AFTER A QUICK BREAKFAST at the hotel café, Lucy asked the hotel desk clerk to call Louis as she waited for Lesta in the lobby. It would have been one in the morning in Baltimore, she calculated, but she had remembered at breakfast that she had never dropped her article off to the dean. She had forgotten about it in the rush to arrange her trip, and she wasn’t sure exactly when she would be back. Louis answered the phone after three rings.
“Hello?”
“Louis? It’s me. I’m sorry to call so late. I’m waiting for a ride over to the orphanage to meet Mat. We went yesterday, but he was sleeping. I did get to peek at him though, and he’s exactly how I imagined him from the picture. Only smaller. I can’t wait to see what he’s like when he’s awake.”
“It’s so nice to hear your voice.” He yawned. “Sorry, I’m a little sleepy. I guess I passed out while I was reading. So when do you bring him home?”
“A few days, or maybe a week. I’m not sure. I’m worried, though. The director of the
children’s home wasn’t exactly friendly when I met her yesterday. But he’ll like me, right? Is there any reason he wouldn’t like me?”
She hadn’t intended to seek out comfort so blatantly, but now that her questions were out there, hovering across the Atlantic, Louis did what was required.
“Of course, he’ll like you, Lucy; he’ll love you. It’s all gonna work out fine. Trust me.”
The desk clerk glanced at her and looked at his watch. This phone call would probably cost another hundred dollars.

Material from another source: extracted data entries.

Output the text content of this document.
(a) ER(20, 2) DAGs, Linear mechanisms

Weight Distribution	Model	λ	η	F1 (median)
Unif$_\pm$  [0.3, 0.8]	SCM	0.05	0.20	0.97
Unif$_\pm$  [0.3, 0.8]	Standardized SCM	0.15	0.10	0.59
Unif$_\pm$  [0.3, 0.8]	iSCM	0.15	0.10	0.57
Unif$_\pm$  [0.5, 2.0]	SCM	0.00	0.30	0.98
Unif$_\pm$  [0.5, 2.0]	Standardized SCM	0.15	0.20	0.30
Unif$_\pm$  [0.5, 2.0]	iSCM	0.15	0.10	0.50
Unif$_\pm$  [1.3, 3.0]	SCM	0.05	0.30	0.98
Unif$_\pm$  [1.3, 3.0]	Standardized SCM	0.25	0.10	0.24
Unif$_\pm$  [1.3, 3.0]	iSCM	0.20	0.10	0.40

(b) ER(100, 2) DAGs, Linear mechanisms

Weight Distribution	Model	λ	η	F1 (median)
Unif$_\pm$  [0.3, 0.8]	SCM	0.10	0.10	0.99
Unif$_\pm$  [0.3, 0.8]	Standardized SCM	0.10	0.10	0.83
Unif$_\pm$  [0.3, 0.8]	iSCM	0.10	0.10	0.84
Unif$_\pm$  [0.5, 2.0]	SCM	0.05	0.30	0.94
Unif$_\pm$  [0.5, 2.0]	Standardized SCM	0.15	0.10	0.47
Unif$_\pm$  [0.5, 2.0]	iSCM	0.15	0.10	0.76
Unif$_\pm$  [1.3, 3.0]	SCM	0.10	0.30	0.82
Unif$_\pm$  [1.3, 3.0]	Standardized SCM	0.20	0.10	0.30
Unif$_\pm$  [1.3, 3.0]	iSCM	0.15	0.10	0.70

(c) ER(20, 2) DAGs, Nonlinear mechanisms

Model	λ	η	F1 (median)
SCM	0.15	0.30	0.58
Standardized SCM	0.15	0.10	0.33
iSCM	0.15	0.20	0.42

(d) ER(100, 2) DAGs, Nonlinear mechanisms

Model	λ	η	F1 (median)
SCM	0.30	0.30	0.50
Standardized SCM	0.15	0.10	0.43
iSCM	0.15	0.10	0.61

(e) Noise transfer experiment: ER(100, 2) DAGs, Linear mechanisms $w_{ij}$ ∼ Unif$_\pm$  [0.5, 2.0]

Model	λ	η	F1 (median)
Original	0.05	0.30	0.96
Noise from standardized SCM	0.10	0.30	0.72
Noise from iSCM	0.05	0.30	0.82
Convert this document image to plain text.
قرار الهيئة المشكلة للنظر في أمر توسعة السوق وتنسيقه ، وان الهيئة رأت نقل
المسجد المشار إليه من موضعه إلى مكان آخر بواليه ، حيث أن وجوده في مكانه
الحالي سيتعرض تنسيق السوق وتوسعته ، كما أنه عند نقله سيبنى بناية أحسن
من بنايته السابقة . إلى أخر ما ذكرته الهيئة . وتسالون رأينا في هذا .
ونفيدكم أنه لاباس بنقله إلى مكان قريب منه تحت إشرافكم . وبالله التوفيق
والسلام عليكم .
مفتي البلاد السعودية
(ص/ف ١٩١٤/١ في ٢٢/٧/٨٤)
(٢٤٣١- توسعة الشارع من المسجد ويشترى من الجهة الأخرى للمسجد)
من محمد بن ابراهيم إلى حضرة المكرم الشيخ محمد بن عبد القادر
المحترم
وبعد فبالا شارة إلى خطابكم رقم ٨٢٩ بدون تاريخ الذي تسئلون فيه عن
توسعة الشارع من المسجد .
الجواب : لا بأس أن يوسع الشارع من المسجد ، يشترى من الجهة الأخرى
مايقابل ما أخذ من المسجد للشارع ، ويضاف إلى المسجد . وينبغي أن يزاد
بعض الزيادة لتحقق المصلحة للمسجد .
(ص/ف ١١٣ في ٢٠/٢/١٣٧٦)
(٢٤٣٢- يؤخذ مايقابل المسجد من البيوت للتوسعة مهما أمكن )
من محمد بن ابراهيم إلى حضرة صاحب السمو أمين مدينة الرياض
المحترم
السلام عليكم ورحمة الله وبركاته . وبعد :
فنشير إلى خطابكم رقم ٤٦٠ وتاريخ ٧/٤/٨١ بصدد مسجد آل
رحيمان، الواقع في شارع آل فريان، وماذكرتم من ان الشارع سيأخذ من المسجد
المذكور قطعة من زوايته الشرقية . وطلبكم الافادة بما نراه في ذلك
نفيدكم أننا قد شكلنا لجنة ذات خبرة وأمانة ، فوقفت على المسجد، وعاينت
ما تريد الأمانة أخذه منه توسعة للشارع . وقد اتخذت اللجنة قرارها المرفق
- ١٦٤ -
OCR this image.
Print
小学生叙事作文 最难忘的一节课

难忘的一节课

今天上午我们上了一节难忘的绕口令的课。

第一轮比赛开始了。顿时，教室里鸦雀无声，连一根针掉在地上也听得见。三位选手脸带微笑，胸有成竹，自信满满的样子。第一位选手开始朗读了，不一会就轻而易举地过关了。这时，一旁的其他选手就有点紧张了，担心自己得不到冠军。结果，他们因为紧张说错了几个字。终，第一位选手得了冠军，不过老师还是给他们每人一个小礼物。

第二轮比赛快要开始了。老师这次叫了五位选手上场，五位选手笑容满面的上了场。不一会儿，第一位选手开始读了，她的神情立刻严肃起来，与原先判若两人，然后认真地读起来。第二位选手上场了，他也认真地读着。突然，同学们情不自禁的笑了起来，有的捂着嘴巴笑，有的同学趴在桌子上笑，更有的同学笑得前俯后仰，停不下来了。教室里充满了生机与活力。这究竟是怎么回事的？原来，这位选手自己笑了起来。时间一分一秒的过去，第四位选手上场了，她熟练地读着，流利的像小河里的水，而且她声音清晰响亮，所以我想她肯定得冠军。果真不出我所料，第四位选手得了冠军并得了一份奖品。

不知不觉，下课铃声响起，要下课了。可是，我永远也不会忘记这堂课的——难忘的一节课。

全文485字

“So call my mom, okay, because I couldn’t talk to her the other day, and I had to leave a message.”
“I will.”
“Oh, and I forgot to drop off my article to the dean. It’s rough, but I’m hoping I can smooth it out and send it off to a journal when I get back. Would you go to my house—the key’s under the plastic frog on the front porch—and bring it over to his office? It should be on my desk, right next to the computer.”
“I’ll take care of it. I promise,” Louis said.
“Thank you. I can’t believe I forgot about the paper. Yulia had me in a panic before I left.”
“Lucy?”
“What?”
“I miss you. I wish I could—”
“I have to go,” she whispered, because the clerk was looking her way again, as if she had tied up the phone too long. “I miss you, too. Bye.”
And she did miss him, missed the comfort of lying next to him, his skin keeping hers warm, missed being part of a pair. But then Lesta showed up, grinning broadly, and she was back in the parallel universe. She found herself smiling, too, as she marveled at the circumstances that brought them together.
If Lesta had been American, he would have been one of those people who blended into the crush of humanity for her—a middle-aged married man with neither the looks nor the education to stand out in any crowd. She couldn’t think of many situations in which they might become friends, have a beer together, go see a movie, discuss politics. But here, Lesta was more than just her candle in the darkness; he was the light itself. He could make her happy just by smiling.